The project aims to identify optimal policies to protect ecological systems that provide ecological services to nature and humanity when these systems are potentially vulnerable to abrupt and significant changes. The project also aims to integrate the concept of Value of Information (Vol) in this framework of dynamic decision making. Hence this research project helps to solve inter-temporal ecological and environmental problems in the presence of abrupt shifts within a framework of uncertainty and will, in this way, contribute to ensuring a better and more sustainable use of the most valuable natural resources.
Figure: Creative Commons attribution on the image "Gene Drive inheritence". (Mariuswalter, 2017)
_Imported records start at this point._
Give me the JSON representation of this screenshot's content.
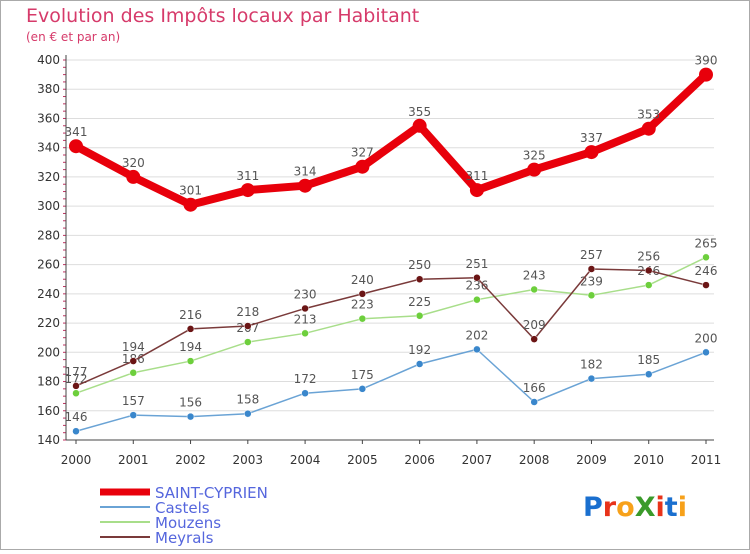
{
  "chart_data": {
    "type": "line",
    "title": "Evolution des Impôts locaux par Habitant",
    "subtitle": "(en € et par an)",
    "xlabel": "",
    "ylabel": "",
    "categories": [
      "2000",
      "2001",
      "2002",
      "2003",
      "2004",
      "2005",
      "2006",
      "2007",
      "2008",
      "2009",
      "2010",
      "2011"
    ],
    "ylim": [
      140,
      400
    ],
    "yticks": [
      140,
      160,
      180,
      200,
      220,
      240,
      260,
      280,
      300,
      320,
      340,
      360,
      380,
      400
    ],
    "grid": true,
    "legend_position": "bottom-left",
    "series": [
      {
        "name": "SAINT-CYPRIEN",
        "color": "#e8000b",
        "marker_color": "#e8000b",
        "label_color": "#555555",
        "emphasis": true,
        "values": [
          341,
          320,
          301,
          311,
          314,
          327,
          355,
          311,
          325,
          337,
          353,
          390
        ]
      },
      {
        "name": "Castels",
        "color": "#6aa3d5",
        "marker_color": "#3a87cc",
        "label_color": "#555555",
        "emphasis": false,
        "values": [
          146,
          157,
          156,
          158,
          172,
          175,
          192,
          202,
          166,
          182,
          185,
          200
        ]
      },
      {
        "name": "Mouzens",
        "color": "#a8de8a",
        "marker_color": "#6dcf3c",
        "label_color": "#555555",
        "emphasis": false,
        "values": [
          172,
          186,
          194,
          207,
          213,
          223,
          225,
          236,
          243,
          239,
          246,
          265
        ]
      },
      {
        "name": "Meyrals",
        "color": "#7a3a3a",
        "marker_color": "#6b1515",
        "label_color": "#555555",
        "emphasis": false,
        "values": [
          177,
          194,
          216,
          218,
          230,
          240,
          250,
          251,
          209,
          257,
          256,
          246
        ]
      }
    ]
  },
  "branding": {
    "logo_text": "ProXiti",
    "colors": [
      "#1a6fcf",
      "#e8331a",
      "#f7a11a",
      "#3a9a2a",
      "#e8331a",
      "#1a6fcf",
      "#f7a11a"
    ]
  },
  "colors": {
    "title": "#d63a6a",
    "axis_label": "#333333",
    "grid": "#dddddd",
    "frame": "#999999"
  }
}
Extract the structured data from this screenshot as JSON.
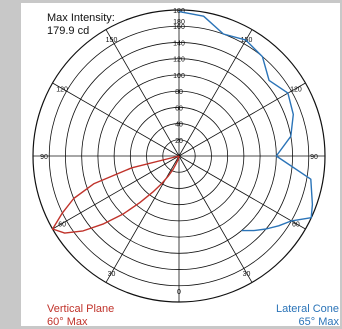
{
  "header": {
    "label": "Max Intensity:",
    "value": "179.9 cd"
  },
  "legend": {
    "left": {
      "line1": "Vertical Plane",
      "line2": "60° Max",
      "color": "#c0332b"
    },
    "right": {
      "line1": "Lateral Cone",
      "line2": "65° Max",
      "color": "#2b74b8"
    }
  },
  "chart_data": {
    "type": "polar-line",
    "radial_range": [
      0,
      180
    ],
    "radial_ticks": [
      20,
      40,
      60,
      80,
      100,
      120,
      140,
      160,
      180
    ],
    "angle_labels": [
      {
        "text": "180",
        "at": 180
      },
      {
        "text": "150",
        "at": 150
      },
      {
        "text": "120",
        "at": 120
      },
      {
        "text": "90",
        "at": 90
      },
      {
        "text": "60",
        "at": 60
      },
      {
        "text": "30",
        "at": 30
      },
      {
        "text": "0",
        "at": 0
      },
      {
        "text": "30",
        "at": -30
      },
      {
        "text": "60",
        "at": -60
      },
      {
        "text": "90",
        "at": -90
      },
      {
        "text": "120",
        "at": -120
      },
      {
        "text": "150",
        "at": -150
      }
    ],
    "grid": true,
    "series": [
      {
        "name": "Vertical Plane",
        "color": "#c0332b",
        "angles": [
          -80,
          -76,
          -72,
          -68,
          -64,
          -60,
          -56,
          -52,
          -48,
          -44,
          -40,
          -36,
          -32,
          -28,
          -24,
          -20,
          -16,
          -12,
          -8,
          -4,
          0
        ],
        "values": [
          0,
          60,
          110,
          140,
          160,
          179.9,
          170,
          150,
          125,
          100,
          75,
          55,
          40,
          28,
          18,
          10,
          5,
          2,
          1,
          0.5,
          0
        ]
      },
      {
        "name": "Lateral Cone",
        "color": "#2b74b8",
        "angles": [
          180,
          170,
          160,
          150,
          140,
          130,
          120,
          110,
          100,
          90,
          80,
          70,
          65,
          60,
          55,
          50,
          45,
          40
        ],
        "values": [
          178,
          175,
          160,
          165,
          160,
          145,
          155,
          150,
          140,
          120,
          165,
          175,
          179.9,
          160,
          150,
          140,
          130,
          120
        ]
      }
    ]
  }
}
Synthetic gene drive is a genetic engineering technology which biases the chance of inheritance of the desired gene in a population. Hence drive genes can increase in frequency even when they have fitness disadvantage. This technology has numerous potential advantages (human health, agriculture and threatened species conservation) but also comes with great risks and challenges (confinement, societal impact, ecological and health impact). The focus of my work is to assess the risks of synthetic gene-drive systems in terms of spread and resistance evolution using mathematical modelling and simulations.
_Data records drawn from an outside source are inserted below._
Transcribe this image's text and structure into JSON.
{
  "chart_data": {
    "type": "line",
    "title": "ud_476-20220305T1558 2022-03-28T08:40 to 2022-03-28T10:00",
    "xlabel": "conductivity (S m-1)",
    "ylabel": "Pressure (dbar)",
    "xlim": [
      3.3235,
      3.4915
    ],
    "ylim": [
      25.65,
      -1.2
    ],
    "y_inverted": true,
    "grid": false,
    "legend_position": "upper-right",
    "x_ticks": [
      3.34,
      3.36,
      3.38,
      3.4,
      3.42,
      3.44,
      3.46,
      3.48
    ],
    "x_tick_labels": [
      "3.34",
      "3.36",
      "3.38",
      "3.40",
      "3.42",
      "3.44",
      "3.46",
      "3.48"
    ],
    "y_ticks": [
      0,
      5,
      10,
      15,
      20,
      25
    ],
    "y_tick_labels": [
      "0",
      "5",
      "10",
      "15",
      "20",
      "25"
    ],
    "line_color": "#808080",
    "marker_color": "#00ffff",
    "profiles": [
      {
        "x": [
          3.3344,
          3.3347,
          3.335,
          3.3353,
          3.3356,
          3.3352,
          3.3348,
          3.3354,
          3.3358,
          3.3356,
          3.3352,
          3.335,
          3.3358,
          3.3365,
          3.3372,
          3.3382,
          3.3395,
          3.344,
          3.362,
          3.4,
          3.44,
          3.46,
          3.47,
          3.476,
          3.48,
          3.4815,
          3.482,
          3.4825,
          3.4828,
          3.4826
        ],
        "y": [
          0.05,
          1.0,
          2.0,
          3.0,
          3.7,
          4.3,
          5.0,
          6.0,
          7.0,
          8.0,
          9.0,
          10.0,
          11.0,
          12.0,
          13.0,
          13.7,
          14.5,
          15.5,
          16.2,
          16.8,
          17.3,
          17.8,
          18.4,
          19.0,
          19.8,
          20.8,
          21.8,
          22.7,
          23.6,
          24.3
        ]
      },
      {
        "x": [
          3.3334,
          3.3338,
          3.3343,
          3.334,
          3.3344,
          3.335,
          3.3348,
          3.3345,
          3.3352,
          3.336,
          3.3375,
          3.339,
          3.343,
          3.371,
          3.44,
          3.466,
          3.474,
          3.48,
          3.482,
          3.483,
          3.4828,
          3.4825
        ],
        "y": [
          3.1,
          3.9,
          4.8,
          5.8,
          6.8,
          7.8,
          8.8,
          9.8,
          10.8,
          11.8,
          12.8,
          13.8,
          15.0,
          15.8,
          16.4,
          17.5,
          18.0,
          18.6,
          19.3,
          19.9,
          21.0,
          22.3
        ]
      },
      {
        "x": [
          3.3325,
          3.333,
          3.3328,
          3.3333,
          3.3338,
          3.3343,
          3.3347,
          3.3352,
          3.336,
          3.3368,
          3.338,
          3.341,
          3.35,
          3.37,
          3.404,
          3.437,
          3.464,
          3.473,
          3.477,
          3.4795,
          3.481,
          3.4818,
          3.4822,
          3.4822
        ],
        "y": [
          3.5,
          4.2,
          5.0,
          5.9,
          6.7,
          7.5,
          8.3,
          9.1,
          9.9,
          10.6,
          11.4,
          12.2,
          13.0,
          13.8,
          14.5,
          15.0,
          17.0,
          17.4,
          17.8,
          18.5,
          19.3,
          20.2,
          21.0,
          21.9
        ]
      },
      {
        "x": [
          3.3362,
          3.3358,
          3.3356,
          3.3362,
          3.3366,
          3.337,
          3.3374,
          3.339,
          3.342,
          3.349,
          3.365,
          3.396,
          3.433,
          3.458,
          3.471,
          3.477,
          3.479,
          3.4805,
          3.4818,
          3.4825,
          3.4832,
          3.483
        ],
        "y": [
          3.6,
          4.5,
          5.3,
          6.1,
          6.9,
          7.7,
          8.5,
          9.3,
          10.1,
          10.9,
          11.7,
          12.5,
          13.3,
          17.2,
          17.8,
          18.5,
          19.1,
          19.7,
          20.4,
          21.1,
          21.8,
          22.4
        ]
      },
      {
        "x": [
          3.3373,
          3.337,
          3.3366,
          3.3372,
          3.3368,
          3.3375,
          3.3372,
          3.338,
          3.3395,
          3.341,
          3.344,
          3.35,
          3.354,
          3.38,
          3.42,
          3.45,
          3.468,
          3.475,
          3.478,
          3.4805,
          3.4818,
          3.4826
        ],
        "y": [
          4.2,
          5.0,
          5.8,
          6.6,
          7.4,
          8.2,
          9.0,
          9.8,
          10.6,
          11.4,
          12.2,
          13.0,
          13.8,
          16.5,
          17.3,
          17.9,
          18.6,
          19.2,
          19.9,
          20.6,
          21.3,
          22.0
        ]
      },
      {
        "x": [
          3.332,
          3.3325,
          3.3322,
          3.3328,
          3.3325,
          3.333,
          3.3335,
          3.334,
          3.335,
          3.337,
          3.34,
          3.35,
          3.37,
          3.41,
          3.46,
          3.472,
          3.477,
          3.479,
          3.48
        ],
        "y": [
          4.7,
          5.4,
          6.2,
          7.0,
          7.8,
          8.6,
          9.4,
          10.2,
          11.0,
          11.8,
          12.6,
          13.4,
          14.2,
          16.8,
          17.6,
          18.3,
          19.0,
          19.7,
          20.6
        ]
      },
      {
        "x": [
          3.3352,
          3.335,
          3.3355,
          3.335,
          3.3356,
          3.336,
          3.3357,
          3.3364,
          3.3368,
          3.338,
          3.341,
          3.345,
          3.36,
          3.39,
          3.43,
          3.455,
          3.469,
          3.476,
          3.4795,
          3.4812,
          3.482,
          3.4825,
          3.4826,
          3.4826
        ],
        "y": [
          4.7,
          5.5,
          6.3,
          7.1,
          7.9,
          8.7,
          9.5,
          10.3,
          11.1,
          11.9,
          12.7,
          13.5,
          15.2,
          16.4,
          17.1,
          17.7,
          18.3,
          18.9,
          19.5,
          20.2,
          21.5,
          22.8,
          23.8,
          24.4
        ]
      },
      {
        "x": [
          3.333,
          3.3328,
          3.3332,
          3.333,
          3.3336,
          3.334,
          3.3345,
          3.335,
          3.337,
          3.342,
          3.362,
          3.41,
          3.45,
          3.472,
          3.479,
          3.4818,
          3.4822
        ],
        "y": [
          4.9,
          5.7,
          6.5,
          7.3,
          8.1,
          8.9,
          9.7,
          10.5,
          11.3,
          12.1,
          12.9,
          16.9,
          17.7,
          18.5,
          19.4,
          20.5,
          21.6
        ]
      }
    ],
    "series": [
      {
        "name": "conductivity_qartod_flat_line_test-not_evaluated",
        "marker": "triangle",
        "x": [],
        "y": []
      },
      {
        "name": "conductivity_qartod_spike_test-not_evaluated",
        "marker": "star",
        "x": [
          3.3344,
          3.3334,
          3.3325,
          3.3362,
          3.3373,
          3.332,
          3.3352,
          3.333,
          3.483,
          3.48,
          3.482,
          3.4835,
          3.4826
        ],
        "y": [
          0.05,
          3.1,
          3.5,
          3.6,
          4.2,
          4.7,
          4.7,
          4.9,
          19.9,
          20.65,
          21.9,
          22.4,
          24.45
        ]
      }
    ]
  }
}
Drugs that specifically target pathogens have been one of the major medical breakthroughs of the last century, but their success is continually under threat due to the evolution of drug resistant strains. In Kosakowski et al., 2018, we studied the competition between antibiotic producing bacteria, non-producers (or cheaters), and sensitive cells in a 2D lattice. We examine the conditions under which multiple bacterial strains can coexist and how those conditions are affected by the evolution of antibiotic production and underlying interaction structure of the population.
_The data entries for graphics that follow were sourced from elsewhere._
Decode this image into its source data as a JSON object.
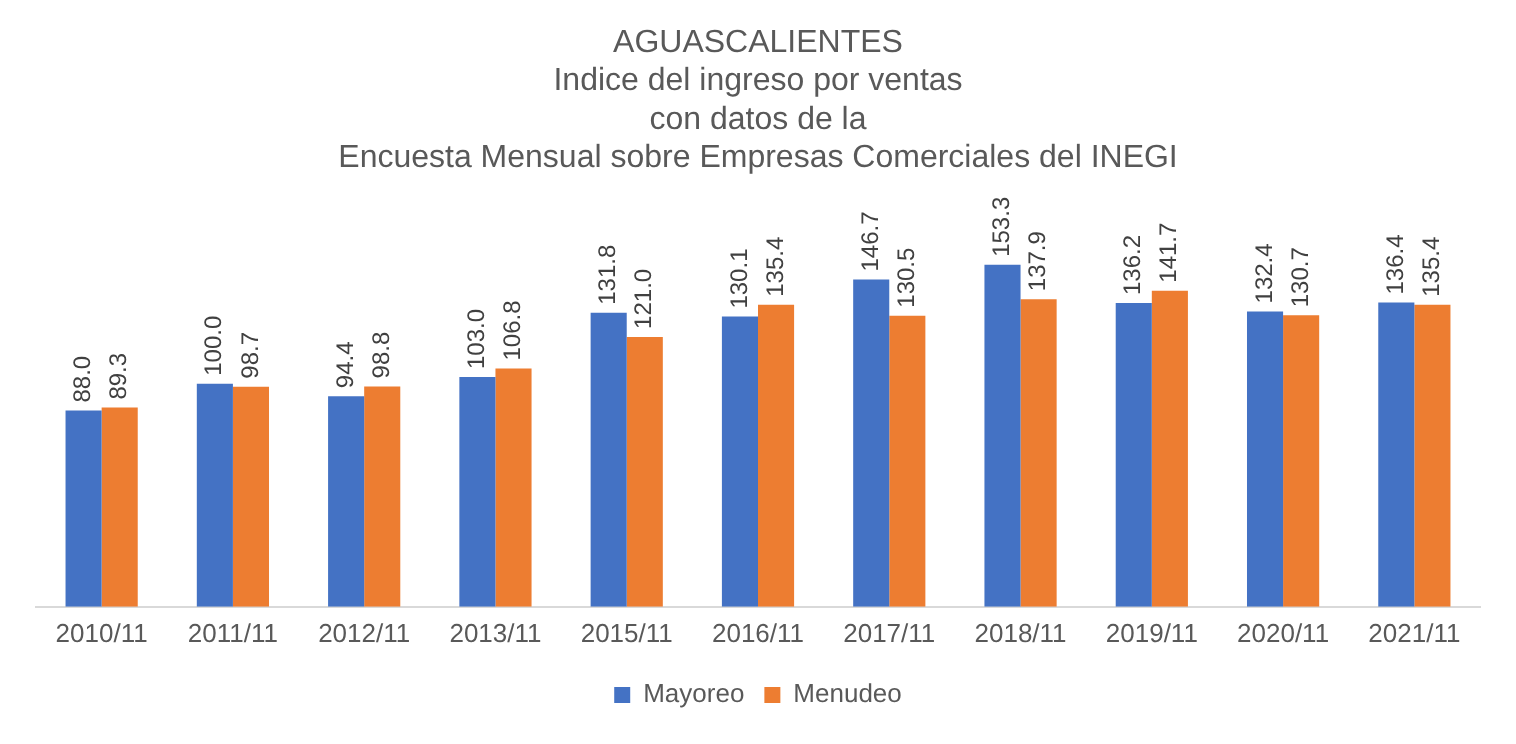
{
  "chart_data": {
    "type": "bar",
    "title": "AGUASCALIENTES",
    "subtitle": "Indice del ingreso por ventas\ncon datos de la\nEncuesta Mensual sobre Empresas Comerciales del INEGI",
    "categories": [
      "2010/11",
      "2011/11",
      "2012/11",
      "2013/11",
      "2015/11",
      "2016/11",
      "2017/11",
      "2018/11",
      "2019/11",
      "2020/11",
      "2021/11"
    ],
    "series": [
      {
        "name": "Mayoreo",
        "color": "#4472c4",
        "values": [
          88.0,
          100.0,
          94.4,
          103.0,
          131.8,
          130.1,
          146.7,
          153.3,
          136.2,
          132.4,
          136.4
        ],
        "value_labels": [
          "88.0",
          "100.0",
          "94.4",
          "103.0",
          "131.8",
          "130.1",
          "146.7",
          "153.3",
          "136.2",
          "132.4",
          "136.4"
        ]
      },
      {
        "name": "Menudeo",
        "color": "#ed7d31",
        "values": [
          89.3,
          98.7,
          98.8,
          106.8,
          121.0,
          135.4,
          130.5,
          137.9,
          141.7,
          130.7,
          135.4
        ],
        "value_labels": [
          "89.3",
          "98.7",
          "98.8",
          "106.8",
          "121.0",
          "135.4",
          "130.5",
          "137.9",
          "141.7",
          "130.7",
          "135.4"
        ]
      }
    ],
    "grid": false,
    "legend": "bottom"
  }
}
Corruption in the form of bribery pose a serious challenge to good governance in many countries. This project focuses on understanding the conditions under which harassment bribery can be reduced by using the framework of evolutionary game-theory. Our analysis reveals how the interplay between network topology, connectivity and strategy update rules can affect population level outcomes in such asymmetric games on inter-dependent networks.